The investigation, which is in early stages, shows that enforcement authorities are still actively building cases amid criticism that institutions have not adequately been held to account for their role in causing the 2007-2009 financial crisis.
Jennifer Zuccarelli, a spokeswoman for JPMorgan, declined to comment. DOJ spokeswoman Adora Andy also declined to comment.
The Justice Department last year issued more than a dozen civil subpoenas to top financial institutions as part of an inquiry into the packaging and sale of home loans.
Pending inquiries at the Justice Department are largely an outgrowth of a state-federal initiative known as the Residential Mortgage-Backed Securities Working Group, which President Barack Obama announced during his 2012 State of the Union speech.
One of the co-chairs of the group, New York Attorney General Eric Schneiderman, already sued JPMorgan for fraud over Bear Stearns' packaging and sale of mortgage securities in the run up to the financial crisis.
It is unclear whether the recent Justice Department investigation into JPMorgan will result in enforcement action or might merge with mortgage-related probes by other agencies.
In a sign of how important the department appears to view these cases, the JPMorgan inquiry involves lawyers close to acting associate attorney general Tony West, according to people familiar with the matter.
West led the department's civil division until last February when he was promoted to his current post as the agency's third in command.
In another sign U.S. authorities are actively pursuing mortgage-related inquiries, the inspector general's office of the Federal Housing Finance Agency is hosting a training session this week with members of the RMBS working group, including federal prosecutors, members of the Federal Bureau of Investigation, special agents and others, a person familiar with the training said. The group has held several similar sessions in the past year, the person said.

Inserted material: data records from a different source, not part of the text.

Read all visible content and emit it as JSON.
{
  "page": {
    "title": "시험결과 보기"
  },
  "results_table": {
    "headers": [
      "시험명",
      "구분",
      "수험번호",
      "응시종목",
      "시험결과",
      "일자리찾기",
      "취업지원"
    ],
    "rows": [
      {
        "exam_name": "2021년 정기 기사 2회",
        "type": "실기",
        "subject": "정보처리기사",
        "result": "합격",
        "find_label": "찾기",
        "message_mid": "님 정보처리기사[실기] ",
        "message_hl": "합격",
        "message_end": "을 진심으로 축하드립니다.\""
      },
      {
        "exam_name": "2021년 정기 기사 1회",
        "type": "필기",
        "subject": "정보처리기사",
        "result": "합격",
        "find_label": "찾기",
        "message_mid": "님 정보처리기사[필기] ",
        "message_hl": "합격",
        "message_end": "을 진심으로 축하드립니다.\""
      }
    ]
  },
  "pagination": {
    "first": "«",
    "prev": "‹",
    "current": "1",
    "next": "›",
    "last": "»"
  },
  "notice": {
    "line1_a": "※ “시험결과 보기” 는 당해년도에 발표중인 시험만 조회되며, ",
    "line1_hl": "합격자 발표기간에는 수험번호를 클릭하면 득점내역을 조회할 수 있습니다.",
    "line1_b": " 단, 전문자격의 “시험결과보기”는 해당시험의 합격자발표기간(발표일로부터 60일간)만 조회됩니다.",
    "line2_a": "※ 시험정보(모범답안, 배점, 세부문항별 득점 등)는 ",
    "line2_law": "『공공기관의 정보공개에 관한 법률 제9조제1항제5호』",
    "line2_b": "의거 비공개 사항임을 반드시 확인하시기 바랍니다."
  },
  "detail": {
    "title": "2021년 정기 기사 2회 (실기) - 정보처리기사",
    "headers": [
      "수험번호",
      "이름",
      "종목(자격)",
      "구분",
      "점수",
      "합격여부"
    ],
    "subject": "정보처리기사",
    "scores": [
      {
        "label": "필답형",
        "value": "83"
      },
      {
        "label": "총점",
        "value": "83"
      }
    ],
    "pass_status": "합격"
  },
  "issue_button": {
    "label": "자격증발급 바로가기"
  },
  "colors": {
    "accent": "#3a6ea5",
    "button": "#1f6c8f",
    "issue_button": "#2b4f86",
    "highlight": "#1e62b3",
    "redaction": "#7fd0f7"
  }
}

The DOJ inquiry into the due diligence performed for Bear Stearns tracks accusations detailed in private lawsuits against the bank.

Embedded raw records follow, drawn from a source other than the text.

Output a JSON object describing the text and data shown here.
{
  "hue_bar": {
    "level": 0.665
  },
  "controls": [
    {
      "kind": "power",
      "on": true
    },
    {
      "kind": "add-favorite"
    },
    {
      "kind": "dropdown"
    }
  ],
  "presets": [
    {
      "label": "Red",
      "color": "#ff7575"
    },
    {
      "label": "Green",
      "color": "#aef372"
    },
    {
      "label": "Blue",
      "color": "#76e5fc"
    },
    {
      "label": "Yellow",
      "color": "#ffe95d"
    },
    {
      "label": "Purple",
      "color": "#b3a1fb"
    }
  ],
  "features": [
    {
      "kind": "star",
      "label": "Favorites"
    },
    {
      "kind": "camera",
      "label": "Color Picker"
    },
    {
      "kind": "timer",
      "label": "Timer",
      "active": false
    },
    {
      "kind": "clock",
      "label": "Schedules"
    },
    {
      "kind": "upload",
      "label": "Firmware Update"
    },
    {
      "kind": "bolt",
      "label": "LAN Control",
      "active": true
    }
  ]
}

Bear Stearns hired Mortgage Data Management Corp to review a sample of loans in a 2006 mortgage securitization, according to a case filed against JPMorgan last year by bond insurer MBIA Inc <MBI.N>.
Reviewers concluded that around one-third of the loans had serious credit and compliance problems, the lawsuit said.
But Bear Stearns altered the electronic spreadsheets to conceal the problems, according to the lawsuit, which was filed in New York State Supreme Court.
Bear Stearns removed 50 columns of information from the spreadsheet that showed the issues and then sent the altered report to MBIA, the lawsuit said.
In its answer to the MBIA complaint, JPMorgan denied the allegations that it had altered the spreadsheets. That case is pending.
LATEST LEGAL HEADACHE
JPMorgan has recently been hit by a wave of lawsuits over the conduct of Bear Stearns that appear to have some overlap.
New York's case, filed in October, accuses Bear Stearns of causing some $22.5 billion in losses to investors of mortgage-backed securities by failing to ensure the quality of the underlying loans.
In December, the U.S. credit union regulator sued the bank over $3.6 billion in securities sold by Bear Stearns.
And in November, JPMorgan paid $296.9 million to settle a case with the U.S. Securities and Exchange Commission that accused Bear of failing to disclose it had arranged discounted cash settlements with originators that left investors stuck with problem loans. The SEC also accused JPMorgan itself of overstating the quality of home loans that backed a $1.8 billion residential mortgage-backed securities offering it underwrote in 2006.
The bank's chief executive Jamie Dimon has said the bank is continuing to pay the price for doing "a favor" for the Federal Reserve in agreeing to rescue Bear Stearns.
The inquires are the latest legal headache for JPMorgan, which also faces separate investigations from a trading loss of $6.2 billion that sprung from a botched hedging strategy carried out in its London office, and inquiries into whether its traders manipulated benchmark interest rates.